Hampshire Health Record Analytical (HHRA) database
The HHRA database is a separate electronic database created for research and analysis to support health improvement and planning. At the time of this study, it included data from >140 practices across Hampshire, covering ~1.4 million patients. It shares some of the health data contained within the HHR but in anonymized form to protect patients’ identity. The HHR and the HHRA are hosted and maintained by NHS South, Central and West Commissioning Support Unit (CSU). The Governance body is the HHR Information Governance Group (HHRIGG), which ensures the security and confidentiality of the HHR and HHRA and considers issues of data integration or data sharing. Linked data contained within HHRA includes:
- Primary care data:
Coded clinical entries made during routine patient care
- Secondary care data:
Radiology and pathology data
Inpatient, outpatient and emergency department (ED) secondary uses service (SUS) data.
Primary care coding within the HHRA uses Read codes, which are the standard clinical terminology system used in primary care in the UK. The Read code system comprises a detailed hierarchy of codes describing diagnoses, symptoms, signs, processes of care, investigations, administrative items, procedures and medication; 90% of UK practices use Read version 2 (V2) codes, which were used for the purpose of data capture for this study.
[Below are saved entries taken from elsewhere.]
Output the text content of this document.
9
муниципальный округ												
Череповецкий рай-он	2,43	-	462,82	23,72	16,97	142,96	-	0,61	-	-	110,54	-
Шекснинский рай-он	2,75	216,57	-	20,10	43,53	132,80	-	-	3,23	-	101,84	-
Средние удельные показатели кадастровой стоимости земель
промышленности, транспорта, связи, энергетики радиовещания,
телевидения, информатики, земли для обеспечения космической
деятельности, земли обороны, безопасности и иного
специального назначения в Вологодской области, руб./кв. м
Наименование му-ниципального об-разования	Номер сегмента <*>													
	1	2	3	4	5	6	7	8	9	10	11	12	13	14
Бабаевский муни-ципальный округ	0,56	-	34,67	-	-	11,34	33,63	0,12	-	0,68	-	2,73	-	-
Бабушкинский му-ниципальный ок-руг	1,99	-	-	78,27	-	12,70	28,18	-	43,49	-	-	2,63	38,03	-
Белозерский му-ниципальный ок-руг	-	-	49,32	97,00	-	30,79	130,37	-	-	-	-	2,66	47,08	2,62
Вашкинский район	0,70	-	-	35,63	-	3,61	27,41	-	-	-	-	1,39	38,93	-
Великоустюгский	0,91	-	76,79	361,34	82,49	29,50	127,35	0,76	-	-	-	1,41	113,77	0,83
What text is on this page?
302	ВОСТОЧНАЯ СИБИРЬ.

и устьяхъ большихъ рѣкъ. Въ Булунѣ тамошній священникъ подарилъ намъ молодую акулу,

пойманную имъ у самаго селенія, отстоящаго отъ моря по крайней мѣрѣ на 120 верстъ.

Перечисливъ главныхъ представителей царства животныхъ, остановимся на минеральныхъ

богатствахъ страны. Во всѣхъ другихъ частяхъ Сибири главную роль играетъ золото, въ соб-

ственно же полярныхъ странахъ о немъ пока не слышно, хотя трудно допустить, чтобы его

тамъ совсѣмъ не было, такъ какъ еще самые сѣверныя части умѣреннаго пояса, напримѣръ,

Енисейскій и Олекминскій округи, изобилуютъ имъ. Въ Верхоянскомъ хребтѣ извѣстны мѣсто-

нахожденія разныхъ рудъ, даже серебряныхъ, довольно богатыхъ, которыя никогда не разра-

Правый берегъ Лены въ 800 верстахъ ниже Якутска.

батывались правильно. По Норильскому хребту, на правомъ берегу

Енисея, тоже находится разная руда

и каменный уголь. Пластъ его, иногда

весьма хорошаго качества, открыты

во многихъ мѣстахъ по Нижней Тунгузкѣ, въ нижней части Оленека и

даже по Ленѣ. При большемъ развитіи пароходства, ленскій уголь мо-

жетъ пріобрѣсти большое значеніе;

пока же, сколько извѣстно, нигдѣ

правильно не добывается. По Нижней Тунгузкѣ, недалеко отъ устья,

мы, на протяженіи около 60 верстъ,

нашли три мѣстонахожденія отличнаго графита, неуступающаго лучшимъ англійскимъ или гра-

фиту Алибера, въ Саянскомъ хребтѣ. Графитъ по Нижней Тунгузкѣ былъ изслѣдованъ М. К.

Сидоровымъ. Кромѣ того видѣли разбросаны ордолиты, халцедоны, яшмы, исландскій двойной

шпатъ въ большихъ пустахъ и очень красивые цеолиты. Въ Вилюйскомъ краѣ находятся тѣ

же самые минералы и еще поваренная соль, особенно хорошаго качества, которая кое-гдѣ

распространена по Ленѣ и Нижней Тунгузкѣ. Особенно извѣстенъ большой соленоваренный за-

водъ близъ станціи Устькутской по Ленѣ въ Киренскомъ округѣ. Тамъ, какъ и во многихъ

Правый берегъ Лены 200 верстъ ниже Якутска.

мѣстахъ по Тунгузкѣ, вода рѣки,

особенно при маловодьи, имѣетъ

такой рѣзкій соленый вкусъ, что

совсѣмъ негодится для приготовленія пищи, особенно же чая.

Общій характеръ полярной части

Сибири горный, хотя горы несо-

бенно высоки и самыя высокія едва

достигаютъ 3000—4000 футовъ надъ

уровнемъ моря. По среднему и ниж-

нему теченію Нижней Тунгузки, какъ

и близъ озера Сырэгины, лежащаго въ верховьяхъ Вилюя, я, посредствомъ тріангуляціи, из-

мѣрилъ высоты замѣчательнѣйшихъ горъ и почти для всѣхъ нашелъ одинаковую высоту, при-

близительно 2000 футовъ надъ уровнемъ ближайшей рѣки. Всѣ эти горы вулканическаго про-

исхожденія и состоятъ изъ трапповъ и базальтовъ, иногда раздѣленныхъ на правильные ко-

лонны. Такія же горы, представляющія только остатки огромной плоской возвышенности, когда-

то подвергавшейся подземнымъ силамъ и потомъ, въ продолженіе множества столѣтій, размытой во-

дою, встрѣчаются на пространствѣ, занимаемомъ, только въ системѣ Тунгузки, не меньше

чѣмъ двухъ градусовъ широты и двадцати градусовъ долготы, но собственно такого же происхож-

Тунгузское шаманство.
The HHRA allows full access to coded hospital activity data from SUS, thereby allowing quantification of respiratory-related hospital-based health care use to a much greater extent than is possible through databases accessing primary care data alone. The hospital data are the same as that used in contracting, accounting and NHS reporting processes, so high quality is assured.
The secondary care information used was Payment by Results data drawn from the SUS, which involves many quality control/validation processes applied at national level. For primary care information, basic data cleaning had already been performed within the NHS environment before data were imported into the HHR and HHRA. For this study, data cleaning involved excluding from the data set duplicated records and assessments with null and zero values and values deemed incompatible with life.